I'm talking about you said you want to use tech "to make up for the inefficiencies of decentralized economics". It's not about making open source software that works. That's easy. The question is who controls the wires? We can already see where ISPs and countries can check everything passing through their system. What's to prevent someone from gaining control of a critical mass of physical nodes and blocking traffic from anyone who doesn't pay them a "fee"?

You're talking about the software but you're forgetting that it all runs on hardware somewhere in a windowless building. Even if you decentralize that, you've still got the problem of gatekeeping. How long before each node requires .1 pennies per packet? How good is long distance trade going to be when just making the offer costs a significant amount?

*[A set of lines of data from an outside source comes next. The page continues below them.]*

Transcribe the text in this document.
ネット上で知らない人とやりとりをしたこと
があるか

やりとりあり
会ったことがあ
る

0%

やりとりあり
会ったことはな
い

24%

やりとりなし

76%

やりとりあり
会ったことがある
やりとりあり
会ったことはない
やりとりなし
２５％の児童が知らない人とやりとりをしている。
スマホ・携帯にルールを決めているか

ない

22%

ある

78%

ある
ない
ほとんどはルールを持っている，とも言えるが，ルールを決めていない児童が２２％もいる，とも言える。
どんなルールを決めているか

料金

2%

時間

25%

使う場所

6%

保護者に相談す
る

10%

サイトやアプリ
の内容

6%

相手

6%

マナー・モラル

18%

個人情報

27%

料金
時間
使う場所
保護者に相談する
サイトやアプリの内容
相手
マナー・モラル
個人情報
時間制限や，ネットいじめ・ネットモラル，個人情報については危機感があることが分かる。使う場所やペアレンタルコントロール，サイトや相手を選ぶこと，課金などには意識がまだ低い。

[–] [email protected] 1 points 5 months ago* (last edited 5 months ago) (1 children)

Again, those are my ideals. Realistically, not everything can be decentralized in a trustless way.

That said, much of our current system of signing documents to verify it was done by a certain Identity can be automated. Enforcement and neorealism are a separate issue to mitigate, but the delegation of authority to humans can be automated without human involvement

[–] Maggoty 2 points 5 months ago

I think the ideals of anarchy left are great. But we should treat them more like classical liberals treated their, "state of nature". It wasn't a goal, it was a guiding metric. The progressives of the time theorized that humans are naturally good and that's why we can have democracies. That's a huge simplification but it's to make my point. Instead of actually trying for anarchy we should be trying to use and mold government to achieve outcomes.

For example anti-capitalism. If we tried to go into anarchy one of the biggest dangers is actually corporate feudalism. Where corporations become the default law. Instead we should be regulating corporations and making it clear that anything other than normal business under a 5 percent market share is illegal. We should be requiring unions. Then with the government itself, we get it out of our daily lives. Other than taxes and voting, it should not be something we interact with regularly. Armed police should not be a ubiquitous sight. We should be able to grow our own veggies without the government showing up to stop that.

There's so much we can do, that complete disengagement from the project of the state seems to me to be counter productive to actually helping people. In another example, one of the most powerful tools we have are Unions. But without government protection we know cooperations will do everything up to and including murdering their work force to prevent unionization. And yeah we can murder them right back. But there's always guns for money, so that's not a winning battle.